Under the last Board and president, COD’s operating revenues exceeded operating expenses yearly. Let that sink in.

The fund balance grew and grew with taxpayer dollars we should never have collected in the first place -

- or tuition dollars that we never should have charged.

But the budget never said that. In fact, no one said that.

And if you spoke up, and questioned it, you might just get censured for asking questions.

Here are the actual figures -- on COD’s operating side:

For fiscal 2011, $26 million.

For fiscal 2012, $16 million.

For fiscal 2013, $25 million.

For fiscal 2014, $34 million.

For fiscal 2015, it was $25 million.

COD collected over operating expenses: $126 million.

COD Board and administration played our taxpayers and students for Cash Cows.

SECOND, all of that extra cash in the system put FLUFF in the budget.

When Frank Napolitano and Charles Bernstein took over, one of the first lessons they learned was that no one had been challenged on their spending.

The budget was constructed with initial spending estimates.

No refinement, no skepticism, no attempt to economize. Just, “Tell us what you want, and that’s where we will start!”

That approach makes COD budgeting an exercise in wish-fulfillment.

And it filled the April COD budget, and prior budgets, with phony numbers, against which folks could spend less – while still spending a lot – and actually look good.

It made COD’s budget an extensive game of hide-the-money from the folks who foot the bill.

That is exactly what will never happen with this Board.

THIRD, we start with a new foundation -- fiscal certainty.

For example, the last Board and administration invested more than $160 million against its own policies.

They shredded their bond of trust with taxpayers.

Now, as the ones who uncovered that, folks KNOW they can believe in COD’s fiscal policies.

FOURTH, no budget in COD history has had more public involvement.

As I reviewed a minute ago, over the last five months, the budget committee has set a new standard for

COD.

All of that fiscal certainty and public involvement has sent us in the right direction.

This budget puts students first by cutting tuition $5 per credit.

This budget respects taxpayers. It cuts our property tax levy by almost FOUR – POINT – TWO MILLION

DOLLARS, or approximately FIVE PERCENT.

This budget recognizes staff. It provides modest but appropriate pay raises for the professors, adjuncts and staff, by funding an almost THREE PERCENT average raise, across the board.

This budget cuts the deficit. April’s budget had a $16 million deficit.

This budget cut that deficit to $11 million – a reduction of more than THIRTY PERCENT.

This budget marks the end of outrageous waste at Waterleaf and the taxpayer-funded parties and drinking that took place there.
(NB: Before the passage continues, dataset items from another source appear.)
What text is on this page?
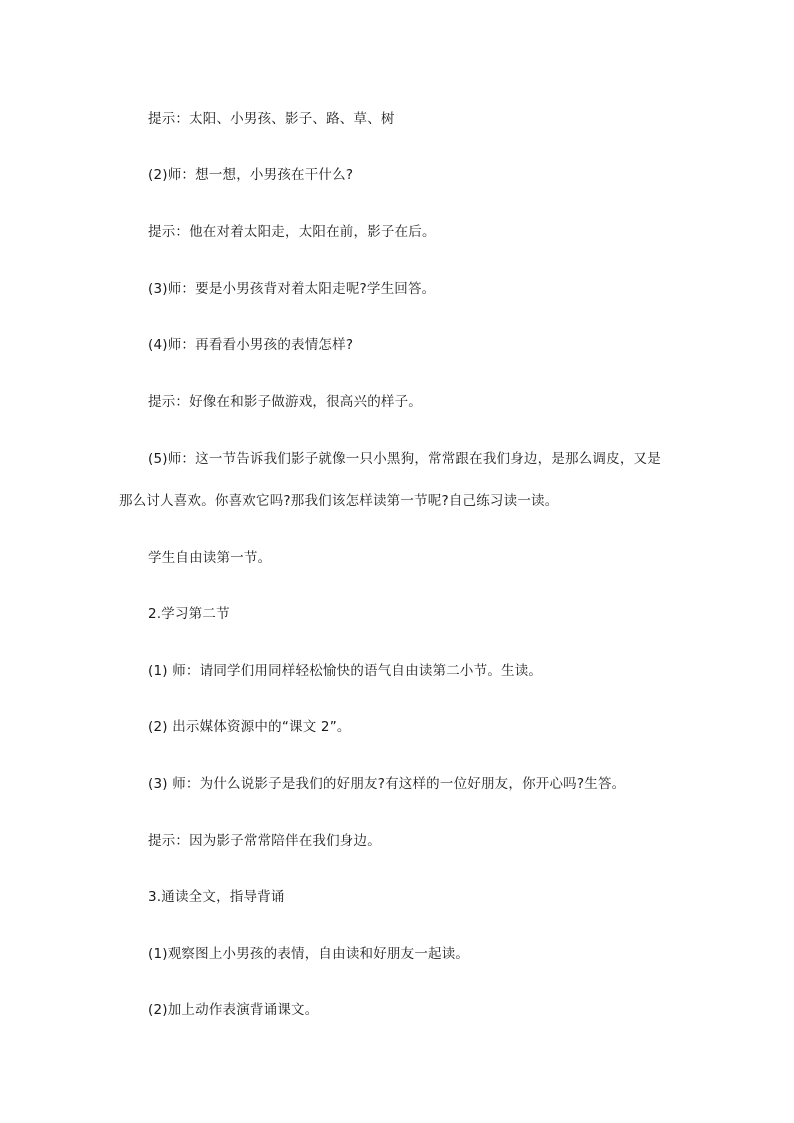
提示：太阳、小男孩、影子、路、草、树
(2)师：想一想，小男孩在干什么?
提示：他在对着太阳走，太阳在前，影子在后。
(3)师：要是小男孩背对着太阳走呢?学生回答。
(4)师：再看看小男孩的表情怎样?
提示：好像在和影子做游戏，很高兴的样子。
(5)师：这一节告诉我们影子就像一只小黑狗，常常跟在我们身边，是那么调皮，又是
那么讨人喜欢。你喜欢它吗?那我们该怎样读第一节呢?自己练习读一读。
学生自由读第一节。
2.学习第二节
(1) 师：请同学们用同样轻松愉快的语气自由读第二小节。生读。
(2) 出示媒体资源中的“课文 2”。
(3) 师：为什么说影子是我们的好朋友?有这样的一位好朋友，你开心吗?生答。
提示：因为影子常常陪伴在我们身边。
3.通读全文，指导背诵
(1)观察图上小男孩的表情，自由读和好朋友一起读。
(2)加上动作表演背诵课文。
The April version of this budget actually assumed continued losses at Waterleaf.

But this Board closed Waterleaf, so those losses will not happen, and those dollars will go to education.

This budget funds the clean-up costs we bear for investigation-after-investigation that were left us by the prior board.

It also funds our sorting out the prior board’s UTTER failure to manage its senior employees.

Those costs – for investigations and employee action -- belong solely to the six members of the board who sat here until April 30, and who defied reason and common sense by refusing to resign after the catastrophe they oversaw.

As I said, that fund balance is too big. COD has more than TWO HUNDRED MILLION DOLLARS IN THE

BANK.

But, later tonight, a small portion of it will come in handy -- as we protect ourselves from Springfield’s impasse.

We are helping our students, respecting taxpayers and building trust with our educators.

And we are telling the truth. This budget has no secrets. These cuts are initial, they are not huge -- but they are indicative.

Next year’s budget will be our product from beginning to end. I am excited by the prospect and I anticipate the results.

Voters wanted – and deserved -- change at COD. That means restoring credibility.

Credibility means telling the truth about important things. Like how we spend people’s money.

We must improve – educationally and fiscally -- every day.

This budget – thanks to Frank, Charles Bernstein, Claire Ball and Paul LaFort, John Dishner, Kurt Beckman and staff support – this budget is a major improvement over where we began.

And it points the way to many more improvements to come.